Aug 10

Music, Emotions, and Your Teenager

2017 at 7:55 am   |   by Nicole Whitacre Filed under Biblical Womanhood | Emotions | Motherhood | Parenting Teenagers

The other day, one of my sons asked if I liked a certain music artist he had heard about from a friend. “I like a few of his songs,” I told him. “A couple of them are beautiful, but some of his songs are not God-glorifying.” This spun off into a conversation with my two boys about music.

How do we help our teens discern whether or not a song is godly? As I told my boys, there are many helpful questions we can ask (thank you, Bob Kauflin!), but one way we can determine if a song is God-honoring is to ask: “How does this song make me feel?” I know, I know, it sounds like I’m throwing open the doors to whatever music we “feel” like listening to. But hang with me for a moment.

God gave us feelings to motivate us. Emotions move us to action. We feel happy and so we laugh, we feel righteous anger and we defend, we feel compassion and we help. And music? Music stirs up the feelings that move us to action. This is the ultimate purpose for the gift of music: to stir up emotions that move us to God and godliness. We sing praises and play instruments, in order to excite feelings that move us toward God.

So if this is God’s purpose for music, then it is vitally important that we ask: “How does this song make me feel about God? How does this song make me feel about godliness? And how does this song make me feel about sin? Or, more broadly, think about the kind of music you like to listen to. Does the music on your playlist leave you more angry at others, or grateful for God’s goodness? Discontent with your life or desirous of doing good? Hating sin or loving righteousness?

How does your playlist make you feel? Better yet, does the music you listen to make you feel the way that God wants you to feel?

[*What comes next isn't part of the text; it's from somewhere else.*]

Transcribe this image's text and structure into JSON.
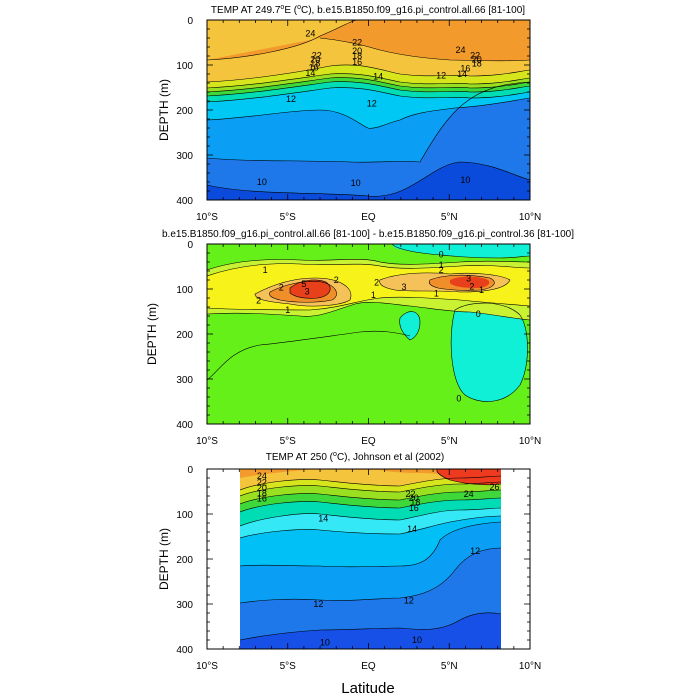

As I told my boys, a song may not contain any “bad words” but still be bad if it stirs up emotions that warm your heart toward sin. A song’s meaning may even be vague or the words enigmatic, but if it stirs up arrogant, selfish, or lustful desires, then it is ungodly. On the flip side, a song may not mention God or his Word, but the words and music together generate feelings of awe at his beauty and majesty in creation, shame for sin, or selfless love for others. This is a good song.

Like medicine through an IV, the music that flows through our children’s earbuds affects every part of them—including their emotions. And their feelings, in turn, influence how they act and think. If we are to be wise parents, we must not simply tell our children not to listen to ungodly music (although we must tell them that!). But along with biblical boundaries, we must also help them curate a music playlist that stirs up and promotes godly emotions.

Asking “How does this song make me feel?” doesn’t lower the standard, allowing a flood of ungodly music into our teens’ libraries. Rather, it raises the standard higher—for them and for us. Music that is pleasing to God is music that generates godly emotions.